Each day, the news regarding the Equifax breach, where upwards of 143 million account records were exposed through a flaw in a web service, keeps getting worse. On September 20th, we learned that apparently, the initial breach occurred sometime prior to March 2017 when Equifax hired an outside security company to review their systems but then, nearly four months went by before Equifax cyber-security personnel discovered it extent. And then it was nearly two months later before the general public was told about it. It will likely be months or years till the full details and extent of the breach is fully understood.
There have been many other hacks and breaches over the past several years. Many, like the Yahoo email address breach were much larger, exposing several times more user information. In the Yahoo hack, over a half billion email accounts and passwords were possibly exposed. So why is the Equifax breach far more serious? Because of the amount of personal data that’s stored by Equifax in one set of records. Nearly all important information about individuals including social security numbers, dates of birth, employment information, banking, loans, mortgages, and credit card information is right there. For the “bad-guys”, it’s a treasure trove.
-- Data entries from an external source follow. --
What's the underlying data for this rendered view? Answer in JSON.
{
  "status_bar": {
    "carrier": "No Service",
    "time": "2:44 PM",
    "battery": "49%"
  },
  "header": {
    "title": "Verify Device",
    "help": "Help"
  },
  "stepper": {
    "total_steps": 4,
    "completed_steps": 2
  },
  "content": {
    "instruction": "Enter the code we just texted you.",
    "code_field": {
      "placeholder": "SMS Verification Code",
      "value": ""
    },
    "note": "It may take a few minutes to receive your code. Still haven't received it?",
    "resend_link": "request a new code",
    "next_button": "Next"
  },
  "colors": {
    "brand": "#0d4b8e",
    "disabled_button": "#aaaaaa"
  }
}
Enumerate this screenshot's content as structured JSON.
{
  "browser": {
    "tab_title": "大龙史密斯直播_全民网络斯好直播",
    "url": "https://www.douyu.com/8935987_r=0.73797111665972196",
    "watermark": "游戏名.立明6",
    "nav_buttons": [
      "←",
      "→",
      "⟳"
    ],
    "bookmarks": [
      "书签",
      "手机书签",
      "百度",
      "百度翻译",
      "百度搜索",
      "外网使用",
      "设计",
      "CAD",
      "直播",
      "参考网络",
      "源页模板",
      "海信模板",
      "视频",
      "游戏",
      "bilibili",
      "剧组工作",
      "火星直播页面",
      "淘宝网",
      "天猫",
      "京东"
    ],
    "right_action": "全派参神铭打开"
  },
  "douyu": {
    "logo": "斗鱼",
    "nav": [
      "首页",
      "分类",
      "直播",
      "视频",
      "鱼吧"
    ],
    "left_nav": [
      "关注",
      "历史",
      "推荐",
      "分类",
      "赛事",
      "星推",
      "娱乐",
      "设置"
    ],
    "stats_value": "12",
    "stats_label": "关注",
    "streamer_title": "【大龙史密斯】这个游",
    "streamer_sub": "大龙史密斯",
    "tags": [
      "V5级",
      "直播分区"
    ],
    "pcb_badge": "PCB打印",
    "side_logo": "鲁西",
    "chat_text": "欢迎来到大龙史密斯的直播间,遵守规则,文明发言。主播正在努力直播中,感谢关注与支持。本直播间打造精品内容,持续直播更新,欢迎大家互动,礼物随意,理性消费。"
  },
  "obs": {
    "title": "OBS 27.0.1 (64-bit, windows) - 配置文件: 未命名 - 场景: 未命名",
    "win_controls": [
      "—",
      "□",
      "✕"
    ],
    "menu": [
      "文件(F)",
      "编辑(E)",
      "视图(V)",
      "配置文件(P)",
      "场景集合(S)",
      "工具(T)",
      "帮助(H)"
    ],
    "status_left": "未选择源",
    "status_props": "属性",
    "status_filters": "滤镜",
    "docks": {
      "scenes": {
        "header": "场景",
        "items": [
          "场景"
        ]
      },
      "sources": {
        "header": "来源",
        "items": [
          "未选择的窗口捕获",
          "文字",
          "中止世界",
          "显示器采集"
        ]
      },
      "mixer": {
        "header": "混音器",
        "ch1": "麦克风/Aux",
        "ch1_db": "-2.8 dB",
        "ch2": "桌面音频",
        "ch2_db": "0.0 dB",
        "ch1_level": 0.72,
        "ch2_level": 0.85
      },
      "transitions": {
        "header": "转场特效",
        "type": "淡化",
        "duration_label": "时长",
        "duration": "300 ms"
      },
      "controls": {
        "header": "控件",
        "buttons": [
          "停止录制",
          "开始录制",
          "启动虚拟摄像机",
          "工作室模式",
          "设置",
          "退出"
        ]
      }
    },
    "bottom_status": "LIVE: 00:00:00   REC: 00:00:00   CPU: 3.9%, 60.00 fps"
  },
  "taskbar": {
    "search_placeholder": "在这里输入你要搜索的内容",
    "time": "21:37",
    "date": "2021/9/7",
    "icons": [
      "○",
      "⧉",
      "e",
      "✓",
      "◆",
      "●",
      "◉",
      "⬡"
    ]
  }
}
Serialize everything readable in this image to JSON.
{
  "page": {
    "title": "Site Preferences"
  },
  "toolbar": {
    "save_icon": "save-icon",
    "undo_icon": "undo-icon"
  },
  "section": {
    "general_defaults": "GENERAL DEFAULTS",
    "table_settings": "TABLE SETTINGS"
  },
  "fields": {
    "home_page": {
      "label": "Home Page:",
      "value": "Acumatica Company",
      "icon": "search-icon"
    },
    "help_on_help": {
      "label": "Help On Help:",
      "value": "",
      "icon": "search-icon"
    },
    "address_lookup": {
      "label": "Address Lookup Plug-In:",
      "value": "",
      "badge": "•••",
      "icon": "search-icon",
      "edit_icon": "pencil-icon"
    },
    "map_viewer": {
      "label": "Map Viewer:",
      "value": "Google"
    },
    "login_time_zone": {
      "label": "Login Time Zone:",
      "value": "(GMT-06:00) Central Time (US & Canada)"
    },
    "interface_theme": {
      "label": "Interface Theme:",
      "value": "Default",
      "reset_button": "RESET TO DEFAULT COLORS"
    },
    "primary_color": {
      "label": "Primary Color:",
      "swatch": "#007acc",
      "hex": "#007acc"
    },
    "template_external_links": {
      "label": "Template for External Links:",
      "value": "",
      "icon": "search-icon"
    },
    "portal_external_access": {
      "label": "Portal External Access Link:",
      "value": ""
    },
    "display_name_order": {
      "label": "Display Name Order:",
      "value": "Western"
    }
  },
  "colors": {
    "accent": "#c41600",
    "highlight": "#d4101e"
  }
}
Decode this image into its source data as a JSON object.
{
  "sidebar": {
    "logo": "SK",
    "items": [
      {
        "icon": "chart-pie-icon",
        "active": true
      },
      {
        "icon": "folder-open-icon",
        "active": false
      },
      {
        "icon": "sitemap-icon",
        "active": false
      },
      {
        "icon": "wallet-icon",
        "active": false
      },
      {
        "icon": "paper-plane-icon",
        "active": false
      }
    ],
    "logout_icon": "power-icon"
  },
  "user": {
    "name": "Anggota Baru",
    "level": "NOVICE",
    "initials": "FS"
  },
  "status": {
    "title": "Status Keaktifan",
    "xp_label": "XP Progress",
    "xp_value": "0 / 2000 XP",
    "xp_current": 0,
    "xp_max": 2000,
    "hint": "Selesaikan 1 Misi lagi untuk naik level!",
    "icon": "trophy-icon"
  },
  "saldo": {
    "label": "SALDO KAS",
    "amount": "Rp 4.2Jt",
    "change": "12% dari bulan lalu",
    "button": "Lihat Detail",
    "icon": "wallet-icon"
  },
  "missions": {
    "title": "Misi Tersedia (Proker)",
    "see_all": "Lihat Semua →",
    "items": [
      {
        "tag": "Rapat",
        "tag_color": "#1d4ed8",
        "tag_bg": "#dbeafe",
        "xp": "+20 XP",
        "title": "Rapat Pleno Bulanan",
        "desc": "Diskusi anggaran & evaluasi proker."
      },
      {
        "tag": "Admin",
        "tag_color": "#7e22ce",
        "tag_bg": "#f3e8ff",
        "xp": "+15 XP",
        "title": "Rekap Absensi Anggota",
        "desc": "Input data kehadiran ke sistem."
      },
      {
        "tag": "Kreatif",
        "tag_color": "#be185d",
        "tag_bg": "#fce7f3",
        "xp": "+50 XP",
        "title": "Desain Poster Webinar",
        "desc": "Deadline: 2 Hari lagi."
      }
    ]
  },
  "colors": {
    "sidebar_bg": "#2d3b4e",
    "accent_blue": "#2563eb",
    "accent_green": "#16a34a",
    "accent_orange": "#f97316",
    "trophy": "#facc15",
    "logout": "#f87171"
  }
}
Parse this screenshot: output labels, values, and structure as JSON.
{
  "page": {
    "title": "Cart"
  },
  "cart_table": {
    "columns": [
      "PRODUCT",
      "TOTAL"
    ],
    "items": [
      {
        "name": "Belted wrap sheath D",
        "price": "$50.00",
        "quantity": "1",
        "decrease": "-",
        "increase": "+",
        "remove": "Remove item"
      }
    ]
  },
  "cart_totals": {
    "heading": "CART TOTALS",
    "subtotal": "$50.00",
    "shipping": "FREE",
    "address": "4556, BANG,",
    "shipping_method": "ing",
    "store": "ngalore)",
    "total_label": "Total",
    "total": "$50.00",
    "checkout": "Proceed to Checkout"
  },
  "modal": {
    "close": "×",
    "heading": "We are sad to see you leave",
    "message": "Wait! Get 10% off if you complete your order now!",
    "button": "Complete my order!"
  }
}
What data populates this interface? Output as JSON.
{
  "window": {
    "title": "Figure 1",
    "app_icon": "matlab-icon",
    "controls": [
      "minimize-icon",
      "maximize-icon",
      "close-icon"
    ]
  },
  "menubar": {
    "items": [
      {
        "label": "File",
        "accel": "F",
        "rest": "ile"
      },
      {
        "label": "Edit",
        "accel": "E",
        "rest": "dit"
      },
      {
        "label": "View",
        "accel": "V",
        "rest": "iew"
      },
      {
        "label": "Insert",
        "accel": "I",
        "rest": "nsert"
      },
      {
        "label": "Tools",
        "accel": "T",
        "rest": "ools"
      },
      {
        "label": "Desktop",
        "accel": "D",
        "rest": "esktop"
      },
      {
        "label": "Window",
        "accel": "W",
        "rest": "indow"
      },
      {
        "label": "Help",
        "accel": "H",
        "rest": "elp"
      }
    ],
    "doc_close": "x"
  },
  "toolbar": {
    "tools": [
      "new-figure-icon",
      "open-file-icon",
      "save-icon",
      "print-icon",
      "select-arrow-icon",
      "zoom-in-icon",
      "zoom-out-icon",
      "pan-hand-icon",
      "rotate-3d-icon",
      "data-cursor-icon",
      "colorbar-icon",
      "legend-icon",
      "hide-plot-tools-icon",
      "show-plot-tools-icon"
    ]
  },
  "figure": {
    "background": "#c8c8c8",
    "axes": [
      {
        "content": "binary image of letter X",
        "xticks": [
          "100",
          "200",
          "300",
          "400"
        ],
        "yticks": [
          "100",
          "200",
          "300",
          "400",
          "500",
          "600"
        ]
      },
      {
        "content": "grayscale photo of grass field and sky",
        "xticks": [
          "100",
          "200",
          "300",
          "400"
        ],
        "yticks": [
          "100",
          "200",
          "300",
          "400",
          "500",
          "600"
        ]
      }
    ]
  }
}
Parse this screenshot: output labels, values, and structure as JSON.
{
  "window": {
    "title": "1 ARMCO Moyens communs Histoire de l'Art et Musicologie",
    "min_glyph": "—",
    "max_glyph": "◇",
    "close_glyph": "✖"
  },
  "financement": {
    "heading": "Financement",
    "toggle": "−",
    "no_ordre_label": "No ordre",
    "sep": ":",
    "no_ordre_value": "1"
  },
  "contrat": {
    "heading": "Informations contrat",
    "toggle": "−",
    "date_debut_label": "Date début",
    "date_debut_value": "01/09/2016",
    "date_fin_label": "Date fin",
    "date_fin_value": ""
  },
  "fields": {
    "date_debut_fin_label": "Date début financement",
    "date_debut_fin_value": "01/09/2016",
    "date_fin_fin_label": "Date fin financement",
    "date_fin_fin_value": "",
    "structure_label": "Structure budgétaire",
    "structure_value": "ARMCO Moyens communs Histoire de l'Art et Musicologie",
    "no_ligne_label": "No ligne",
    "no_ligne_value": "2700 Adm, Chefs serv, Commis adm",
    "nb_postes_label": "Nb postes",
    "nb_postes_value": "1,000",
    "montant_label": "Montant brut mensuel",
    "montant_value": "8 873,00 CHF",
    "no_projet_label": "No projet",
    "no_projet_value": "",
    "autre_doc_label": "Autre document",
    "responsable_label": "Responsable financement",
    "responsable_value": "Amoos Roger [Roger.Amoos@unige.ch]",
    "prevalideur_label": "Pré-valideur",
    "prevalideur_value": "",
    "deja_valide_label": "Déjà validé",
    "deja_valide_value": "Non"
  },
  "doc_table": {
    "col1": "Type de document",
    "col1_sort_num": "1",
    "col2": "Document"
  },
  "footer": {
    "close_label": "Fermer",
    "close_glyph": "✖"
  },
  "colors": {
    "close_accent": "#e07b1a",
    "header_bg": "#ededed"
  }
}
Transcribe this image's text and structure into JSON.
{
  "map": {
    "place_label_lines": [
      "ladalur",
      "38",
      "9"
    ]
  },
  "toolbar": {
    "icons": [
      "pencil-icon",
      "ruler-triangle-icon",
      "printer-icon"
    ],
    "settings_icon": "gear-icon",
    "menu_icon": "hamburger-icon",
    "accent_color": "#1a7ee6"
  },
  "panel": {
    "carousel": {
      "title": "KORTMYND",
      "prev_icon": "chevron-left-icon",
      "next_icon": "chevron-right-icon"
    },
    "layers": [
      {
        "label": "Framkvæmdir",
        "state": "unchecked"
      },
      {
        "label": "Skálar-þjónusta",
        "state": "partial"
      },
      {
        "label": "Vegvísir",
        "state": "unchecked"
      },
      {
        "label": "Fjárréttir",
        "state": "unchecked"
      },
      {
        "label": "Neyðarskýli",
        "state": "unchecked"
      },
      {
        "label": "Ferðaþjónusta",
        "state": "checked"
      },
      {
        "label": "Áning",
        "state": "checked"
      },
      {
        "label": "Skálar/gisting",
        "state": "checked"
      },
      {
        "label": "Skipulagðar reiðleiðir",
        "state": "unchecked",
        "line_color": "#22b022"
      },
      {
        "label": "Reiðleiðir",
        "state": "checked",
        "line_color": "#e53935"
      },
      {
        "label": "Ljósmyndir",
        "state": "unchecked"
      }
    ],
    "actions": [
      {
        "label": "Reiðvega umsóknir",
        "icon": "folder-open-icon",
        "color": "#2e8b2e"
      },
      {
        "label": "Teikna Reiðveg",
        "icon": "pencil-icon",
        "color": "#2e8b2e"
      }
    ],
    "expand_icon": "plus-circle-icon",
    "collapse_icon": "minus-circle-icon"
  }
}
What exactly was exposed? From what we are learning, Equifax isn’t entirely sure. If a hack is done well, and it appears that this one was, it can be very difficult to tell exactly what was viewed or taken. Equifax has reported that they have identified about 200,000 accounts where credit card numbers were stolen.
Before we get into what an individual can do to better protect themselves, here’s what not to do or rely upon:
- All the state and federal governments “going after” Equifax. Most of that is political noise that will likely not result in much. The best that can hoped for will be more individual control of our credit information (something that exists in Europe today) or possibly an insurance pool or something for those who can prove damages due to the breach that would be funded by Equifax.
- For now (and this could change), we’re not recommending signing up for Equifax’s “free” credit monitoring. There’s an arbitration clause in there that could limit your rights later-on. Additionally, their TrustedID Premier service is only being offered for a year. Consumer Union and others have demanded the arbitration clauses be removed and credit monitoring be free for life. In addition, the way in which Equifax has instructed how individuals see whether their data has been exposed has its own set of problems potentially exposing social security numbers yet again.
What should individuals do now?
- Sign up for independent credit reporting information. We use and like Credit Karma. https://www.creditkarma.com/. It works well, is independent of nearly everyone, and it’s free. There are also several others including fee-based subscription programs like Lifelock. These companies and virtually all the others regularly get beat-up by reviewers. From reading these reviews, the most typical issues seem to be around customer service and people expecting services that are not offered. Before signing up, do your homework and adjust your expectations to meet the actual services being provided.
- Consider putting “Two Factor Authentication” on your bank and other accounts where it’s offered. Two factor authentication relies on something you have and something you know. For instance, our bank uses a system whereby for every transaction over a specified amount, as well as changes to passwords, authorized users, etc., we’re required to “authorize” the transaction by entering a random number that is texted to a specified cellphone. If the correct number is not re-entered online within 3 minutes the transaction is denied. We “know” the account password and we “have” the cellphone to enter the random number. It takes both to complete the transaction. Is it more work? Yes, but it keeps a lot of the “bad guys” at bay. We expect to see more use of these techniques to protect credit cards and other accounts.
Freeze your Credit. Unfortunately, this is poor choice of words. Frozen credit means that you need to contact each of the three rating agencies via a PIN Number to add new credit – like to apply for a new mortgage or credit card or to have others look at your credit report. Use of your existing credit is unaffected. The major advantage of this technique is that no one other than you can apply for credit or make changes to any of your accounts in your name. However, freezing your credit takes effort, doesn’t work very well for business people that work with their credit facilities extensively and is currently not free. For individuals that don’t add or change their loans, credit cards, etc. very often, this is a very good solution.
The Equifax hack is getting a lot of attention and unlike other breaches, this one directly affects the pocketbooks and wallets of the majority of Americans. There will be plenty of news stories, both accurate and not and various dire predictions by some, but in the end, I think some improvement will occur in our systems to better protect our credit information.